Además, hay que tener en cuenta que nuestra facultad de recordar no es un mecanismo infalible, como recuperar una película de un disco duro. Cada vez que evocamos una vivencia, la memoria la reconstruye con experiencias similares y rellena las lagunas. De ahí surgen “fallos del sistema” como los falsos recuerdos.

No obstante, a veces ocurre lo contrario. José A. Morales García, neurocientífico de la Universidad Complutense de Madrid, nos relataba cómo el olor a serrín le había transportado súbitamente al taller de carpintería de su padre en su Toledo natal. Determinados aromas, impregnados de contenido emocional, pueden embarcarnos en ese tipo de viajes involuntarios en el tiempo.

El factor sentimental también explica, en parte, por qué algunos enfermos de alzhéimer pueden acordarse de la letra de canciones enteras sin titubear. Está demostrado que la música ayuda a los pacientes neurológicos a retener información verbal, y por eso los psicólogos la usan como herramienta en sus sesiones de terapia.

Adicionalmente, los científicos han identificado dos áreas que se activan con intensidad cuando recuperamos nuestros recuerdos musicales del pasado: la corteza premotora y el giro cingulado superior. Son las que más aguantan la neurodegeneración y el paso del tiempo.

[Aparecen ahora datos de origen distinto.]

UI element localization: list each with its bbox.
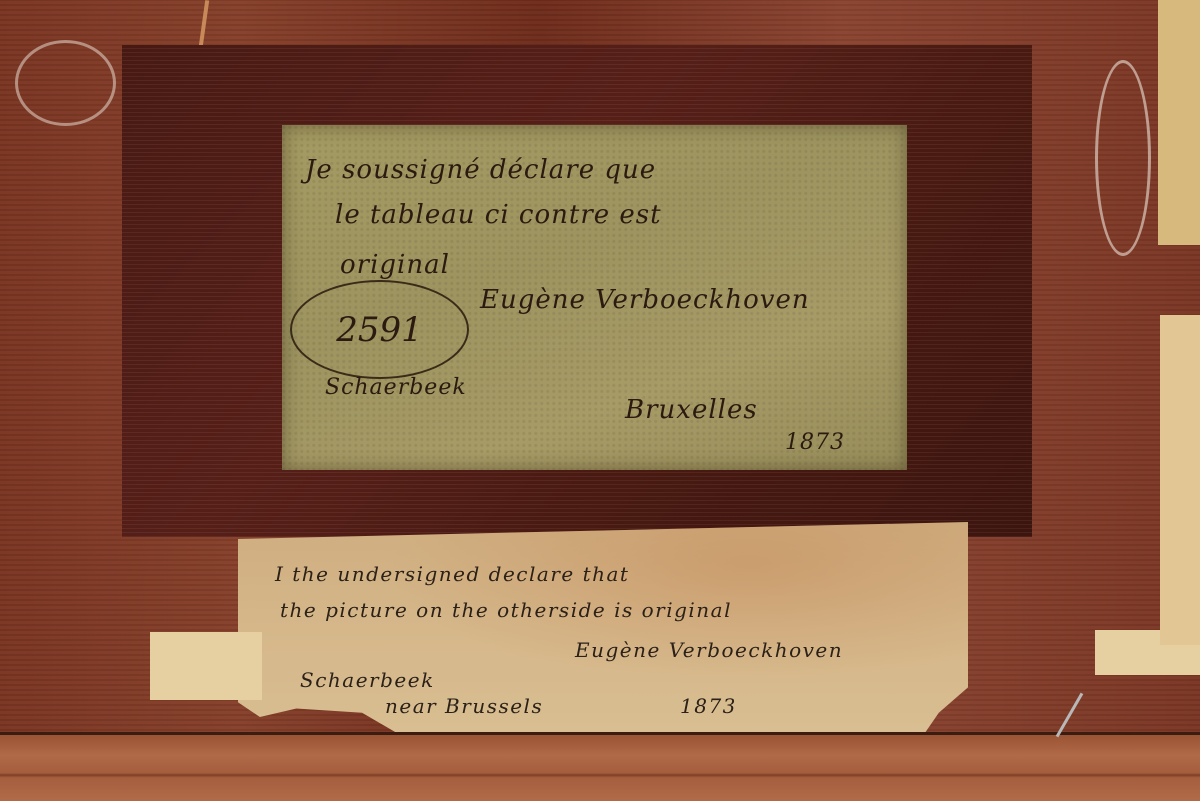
brass-signature: Eugène Verboeckhoven <box>480 285 810 315</box>
brass-line-3: original <box>340 250 450 280</box>
brass-city: Bruxelles <box>625 395 758 425</box>
brass-place: Schaerbeek <box>325 375 467 400</box>
paper-label <box>238 522 968 734</box>
inventory-number: 2591 <box>290 280 469 379</box>
chalk-mark <box>15 40 116 126</box>
chalk-circle <box>1095 60 1151 256</box>
tape-strip <box>150 632 262 700</box>
paper-line-2: the picture on the otherside is original <box>280 598 732 622</box>
brass-year: 1873 <box>785 430 845 455</box>
tape-strip <box>1158 0 1200 245</box>
paper-line-1: I the undersigned declare that <box>275 562 629 586</box>
brass-line-1: Je soussigné déclare que <box>305 155 656 185</box>
paper-year: 1873 <box>680 694 737 718</box>
brass-line-2: le tableau ci contre est <box>335 200 662 230</box>
paper-signature: Eugène Verboeckhoven <box>575 638 843 662</box>
tape-strip <box>1160 315 1200 645</box>
paper-location: near Brussels <box>385 694 543 718</box>
frame-stretcher-bar <box>0 732 1200 801</box>
paper-place: Schaerbeek <box>300 668 435 692</box>
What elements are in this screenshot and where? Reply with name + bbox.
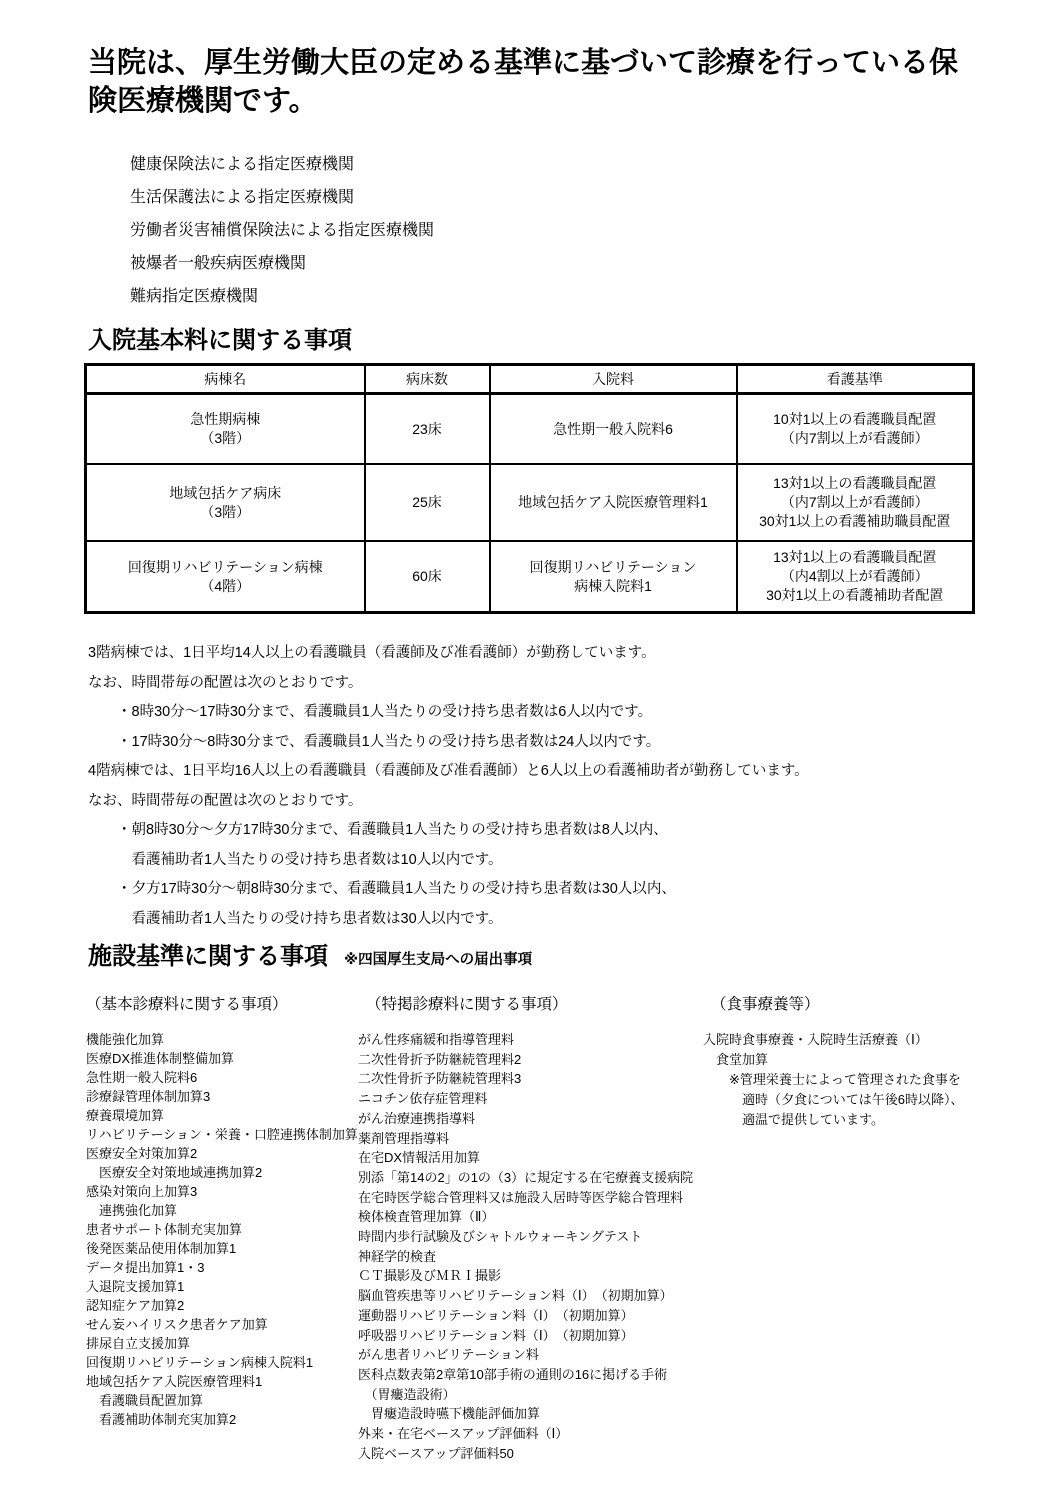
cell-nursing: 13対1以上の看護職員配置 （内4割以上が看護師） 30対1以上の看護補助者配置 — [737, 541, 974, 613]
facility-item-list: がん性疼痛緩和指導管理料二次性骨折予防継続管理料2二次性骨折予防継続管理料3ニコ… — [358, 1030, 693, 1463]
staffing-note-line: ・17時30分～8時30分まで、看護職員1人当たりの受け持ち患者数は24人以内で… — [88, 728, 809, 758]
cell-beds: 60床 — [365, 541, 490, 613]
table-row: 急性期病棟 （3階） 23床 急性期一般入院料6 10対1以上の看護職員配置 （… — [86, 394, 974, 465]
cell-fee: 地域包括ケア入院医療管理料1 — [490, 464, 737, 541]
list-item: 連携強化加算 — [86, 1201, 358, 1220]
list-item: 胃瘻造設時嚥下機能評価加算 — [358, 1404, 693, 1424]
list-item: ニコチン依存症管理料 — [358, 1089, 693, 1109]
cell-ward: 急性期病棟 （3階） — [86, 394, 365, 465]
list-item: 療養環境加算 — [86, 1106, 358, 1125]
list-item: 急性期一般入院料6 — [86, 1068, 358, 1087]
facility-section-heading: 施設基準に関する事項 — [88, 944, 328, 970]
list-item: 入院ベースアップ評価料50 — [358, 1444, 693, 1464]
column-header-nursing: 看護基準 — [737, 365, 974, 394]
staffing-note-line: なお、時間帯毎の配置は次のとおりです。 — [88, 787, 809, 817]
facility-column-special-fees: （特掲診療料に関する事項） がん性疼痛緩和指導管理料二次性骨折予防継続管理料2二… — [358, 996, 693, 1463]
list-item: 脳血管疾患等リハビリテーション料（Ⅰ） （初期加算） — [358, 1286, 693, 1306]
cell-fee: 急性期一般入院料6 — [490, 394, 737, 465]
staffing-note-line: ・夕方17時30分～朝8時30分まで、看護職員1人当たりの受け持ち患者数は30人… — [88, 875, 809, 905]
staffing-note-line: なお、時間帯毎の配置は次のとおりです。 — [88, 669, 809, 699]
list-item: 医療DX推進体制整備加算 — [86, 1049, 358, 1068]
list-item: 時間内歩行試験及びシャトルウォーキングテスト — [358, 1227, 693, 1247]
list-item: 回復期リハビリテーション病棟入院料1 — [86, 1353, 358, 1372]
list-item: 検体検査管理加算（Ⅱ） — [358, 1207, 693, 1227]
column-header: （特掲診療料に関する事項） — [358, 996, 693, 1014]
column-header-ward: 病棟名 — [86, 365, 365, 394]
list-item: 難病指定医療機関 — [130, 280, 434, 313]
table-row: 地域包括ケア病床 （3階） 25床 地域包括ケア入院医療管理料1 13対1以上の… — [86, 464, 974, 541]
column-header: （食事療養等） — [703, 996, 963, 1014]
list-item: 被爆者一般疾病医療機関 — [130, 247, 434, 280]
cell-ward: 回復期リハビリテーション病棟 （4階） — [86, 541, 365, 613]
list-item: データ提出加算1・3 — [86, 1258, 358, 1277]
list-item: 神経学的検査 — [358, 1247, 693, 1267]
facility-section-header: 施設基準に関する事項 ※四国厚生支局への届出事項 — [88, 944, 532, 970]
list-item: 別添「第14の2」の1の（3）に規定する在宅療養支援病院 — [358, 1168, 693, 1188]
list-item: 労働者災害補償保険法による指定医療機関 — [130, 214, 434, 247]
list-item: 診療録管理体制加算3 — [86, 1087, 358, 1106]
column-header-beds: 病床数 — [365, 365, 490, 394]
list-item: 医療安全対策加算2 — [86, 1144, 358, 1163]
facility-section-note: ※四国厚生支局への届出事項 — [344, 948, 532, 969]
list-item: 医療安全対策地域連携加算2 — [86, 1163, 358, 1182]
list-item: 看護補助体制充実加算2 — [86, 1410, 358, 1429]
facility-column-basic-fees: （基本診療料に関する事項） 機能強化加算医療DX推進体制整備加算急性期一般入院料… — [86, 996, 358, 1429]
cell-fee: 回復期リハビリテーション 病棟入院料1 — [490, 541, 737, 613]
column-header-fee: 入院料 — [490, 365, 737, 394]
list-item: がん治療連携指導料 — [358, 1109, 693, 1129]
staffing-note-line: ・8時30分～17時30分まで、看護職員1人当たりの受け持ち患者数は6人以内です… — [88, 698, 809, 728]
inpatient-table: 病棟名 病床数 入院料 看護基準 急性期病棟 （3階） 23床 急性期一般入院料… — [84, 363, 975, 614]
facility-item-list: 機能強化加算医療DX推進体制整備加算急性期一般入院料6診療録管理体制加算3療養環… — [86, 1030, 358, 1429]
list-item: 地域包括ケア入院医療管理料1 — [86, 1372, 358, 1391]
facility-column-meal-care: （食事療養等） 入院時食事療養・入院時生活療養（Ⅰ） 食堂加算 ※管理栄養士によ… — [703, 996, 963, 1130]
staffing-notes: 3階病棟では、1日平均14人以上の看護職員（看護師及び准看護師）が勤務しています… — [88, 639, 809, 934]
column-header: （基本診療料に関する事項） — [86, 996, 358, 1014]
list-item: がん性疼痛緩和指導管理料 — [358, 1030, 693, 1050]
table-header-row: 病棟名 病床数 入院料 看護基準 — [86, 365, 974, 394]
designation-list: 健康保険法による指定医療機関生活保護法による指定医療機関労働者災害補償保険法によ… — [130, 148, 434, 313]
list-item: 後発医薬品使用体制加算1 — [86, 1239, 358, 1258]
cell-beds: 25床 — [365, 464, 490, 541]
list-item: ※管理栄養士によって管理された食事を — [703, 1070, 963, 1090]
table-row: 回復期リハビリテーション病棟 （4階） 60床 回復期リハビリテーション 病棟入… — [86, 541, 974, 613]
list-item: 機能強化加算 — [86, 1030, 358, 1049]
cell-nursing: 13対1以上の看護職員配置 （内7割以上が看護師） 30対1以上の看護補助職員配… — [737, 464, 974, 541]
list-item: 呼吸器リハビリテーション料（Ⅰ） （初期加算） — [358, 1326, 693, 1346]
list-item: 薬剤管理指導料 — [358, 1129, 693, 1149]
list-item: 入退院支援加算1 — [86, 1277, 358, 1296]
staffing-note-line: 4階病棟では、1日平均16人以上の看護職員（看護師及び准看護師）と6人以上の看護… — [88, 757, 809, 787]
list-item: 二次性骨折予防継続管理料3 — [358, 1069, 693, 1089]
list-item: 入院時食事療養・入院時生活療養（Ⅰ） — [703, 1030, 963, 1050]
list-item: せん妄ハイリスク患者ケア加算 — [86, 1315, 358, 1334]
page-title: 当院は、厚生労働大臣の定める基準に基づいて診療を行っている保険医療機関です。 — [88, 44, 974, 120]
cell-nursing: 10対1以上の看護職員配置 （内7割以上が看護師） — [737, 394, 974, 465]
list-item: 認知症ケア加算2 — [86, 1296, 358, 1315]
list-item: 患者サポート体制充実加算 — [86, 1220, 358, 1239]
list-item: 食堂加算 — [703, 1050, 963, 1070]
inpatient-section-heading: 入院基本料に関する事項 — [88, 328, 352, 354]
staffing-note-line: 看護補助者1人当たりの受け持ち患者数は10人以内です。 — [88, 846, 809, 876]
list-item: 生活保護法による指定医療機関 — [130, 181, 434, 214]
staffing-note-line: 看護補助者1人当たりの受け持ち患者数は30人以内です。 — [88, 905, 809, 935]
list-item: リハビリテーション・栄養・口腔連携体制加算 — [86, 1125, 358, 1144]
list-item: 適温で提供しています。 — [703, 1110, 963, 1130]
list-item: 感染対策向上加算3 — [86, 1182, 358, 1201]
list-item: 看護職員配置加算 — [86, 1391, 358, 1410]
staffing-note-line: 3階病棟では、1日平均14人以上の看護職員（看護師及び准看護師）が勤務しています… — [88, 639, 809, 669]
cell-ward: 地域包括ケア病床 （3階） — [86, 464, 365, 541]
staffing-note-line: ・朝8時30分～夕方17時30分まで、看護職員1人当たりの受け持ち患者数は8人以… — [88, 816, 809, 846]
list-item: 適時（夕食については午後6時以降）、 — [703, 1090, 963, 1110]
facility-item-list: 入院時食事療養・入院時生活療養（Ⅰ） 食堂加算 ※管理栄養士によって管理された食… — [703, 1030, 963, 1130]
list-item: 運動器リハビリテーション料（Ⅰ） （初期加算） — [358, 1306, 693, 1326]
list-item: 二次性骨折予防継続管理料2 — [358, 1050, 693, 1070]
page: 当院は、厚生労働大臣の定める基準に基づいて診療を行っている保険医療機関です。 健… — [0, 0, 1058, 1496]
list-item: （胃瘻造設術） — [358, 1385, 693, 1405]
list-item: 在宅時医学総合管理料又は施設入居時等医学総合管理料 — [358, 1188, 693, 1208]
list-item: 健康保険法による指定医療機関 — [130, 148, 434, 181]
list-item: 外来・在宅ベースアップ評価料（Ⅰ） — [358, 1424, 693, 1444]
list-item: ＣＴ撮影及びＭＲＩ撮影 — [358, 1266, 693, 1286]
cell-beds: 23床 — [365, 394, 490, 465]
list-item: がん患者リハビリテーション料 — [358, 1345, 693, 1365]
list-item: 在宅DX情報活用加算 — [358, 1148, 693, 1168]
list-item: 排尿自立支援加算 — [86, 1334, 358, 1353]
list-item: 医科点数表第2章第10部手術の通則の16に掲げる手術 — [358, 1365, 693, 1385]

Tal vez haya fantaseado alguna vez con disfrutar de lo que popularmente se conoce como “memoria fotográfica”. Pues cuidado con lo que desea. Algo así le ocurre a Jill Price, aquejada de un trastorno llamado hipertimesia. Jill vive su “superpoder” como una condena: es incluso capaz de rememorar cada una de las veces que su madre le dijo que estaba engordando durante la adolescencia, y con el mismo peso emocional que sintió entonces. Los recuerdos la avasallan, mientras que el resto de sus capacidades cognitivas incluso adolecen de ciertas carencias.

No está de más recordarlo: también es necesario olvidar.